The person struggling with a substance use disorder. They often isolate and blame other members of their family for their problems and are the source of ongoing turmoil in their household.

The Enabler

This role is often taken on by a spouse or child. They serve as peacemakers in the family by trying to smooth over any difficulties.

The Hero

This role is usually taken on by the eldest child who uses their achievements to deflect from the situation, create a sense of normalcy and provide hope for the rest of the family.

The Scapegoat

Commonly taken on by a middle child, they get blamed for all the problems caused in the household by the person abusing substances. By having the blame placed on them, they shield other members of the family from taking accountability.

The Mascot

Usually taken on by the youngest member of the family. They deflect from the stress and turmoil in the family by using humor. This is also a way for them to cope with any pain or anxieties brought on by the situation.

The Lost Child

This role often falls on a middle or younger child. They withdraw from the situation and are often seen as “invisible” to the rest of the family. They don’t receive a lot of attention from other family members and engage in solitary activities as a way to cope.

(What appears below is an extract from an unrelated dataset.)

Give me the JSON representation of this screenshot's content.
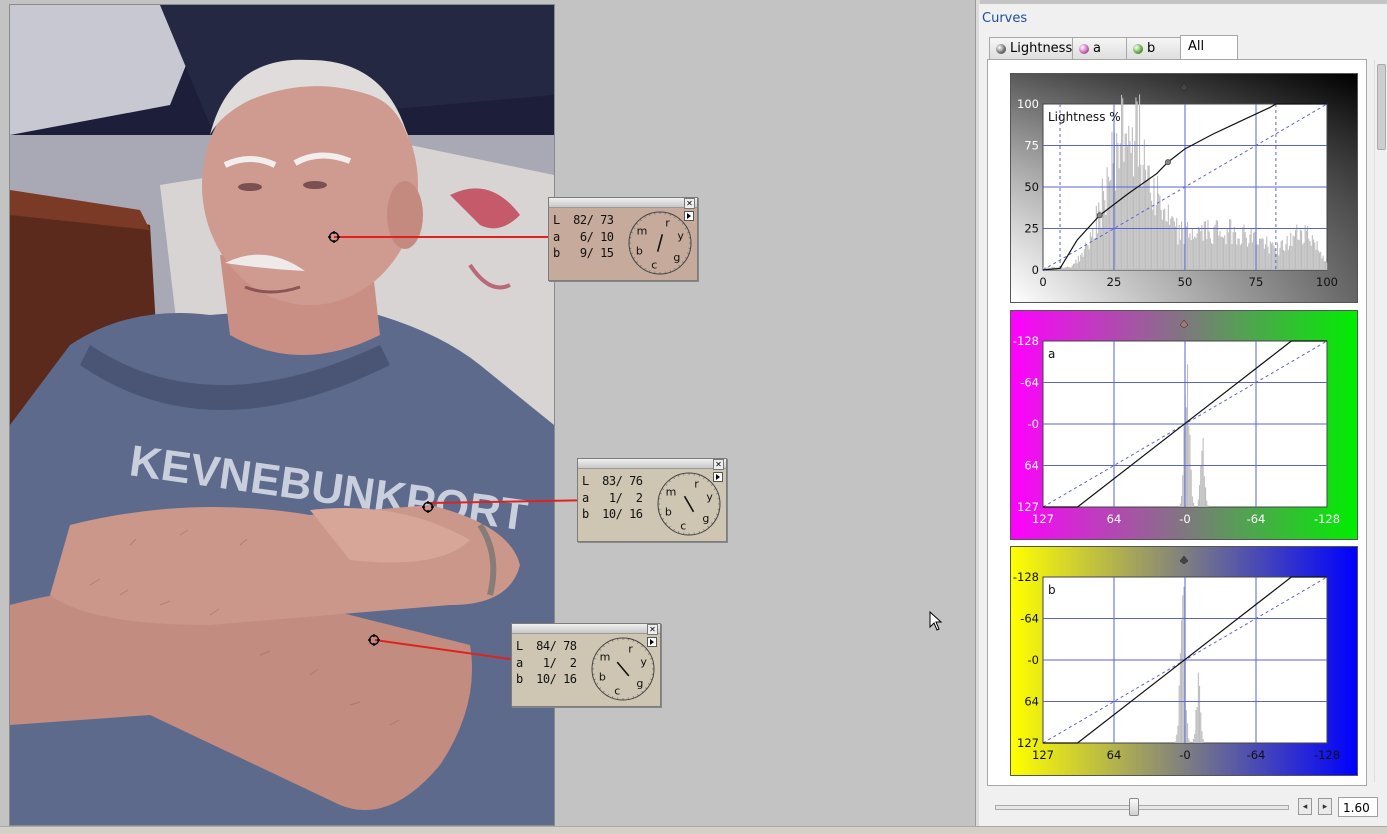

While family members in each role may have good intentions, the only way to fight addiction is for the person struggling with a SUD to receive professional care and support. Nate Moellering, a community outreach coordinator at Allendale Treatment and Fort Wayne Recovery says that addiction will impact each family member, not just the one struggling with addiction. “Family members often don’t see the residual effects that a substance disorder has on them until several years later,” says Moellering. “I always encourage family members to get help for the trauma they experienced while living with an addicted family member. It’s also okay for them set boundaries and cut ties until their loved one has completed treatment and they’re ready to accept them back into the family again.”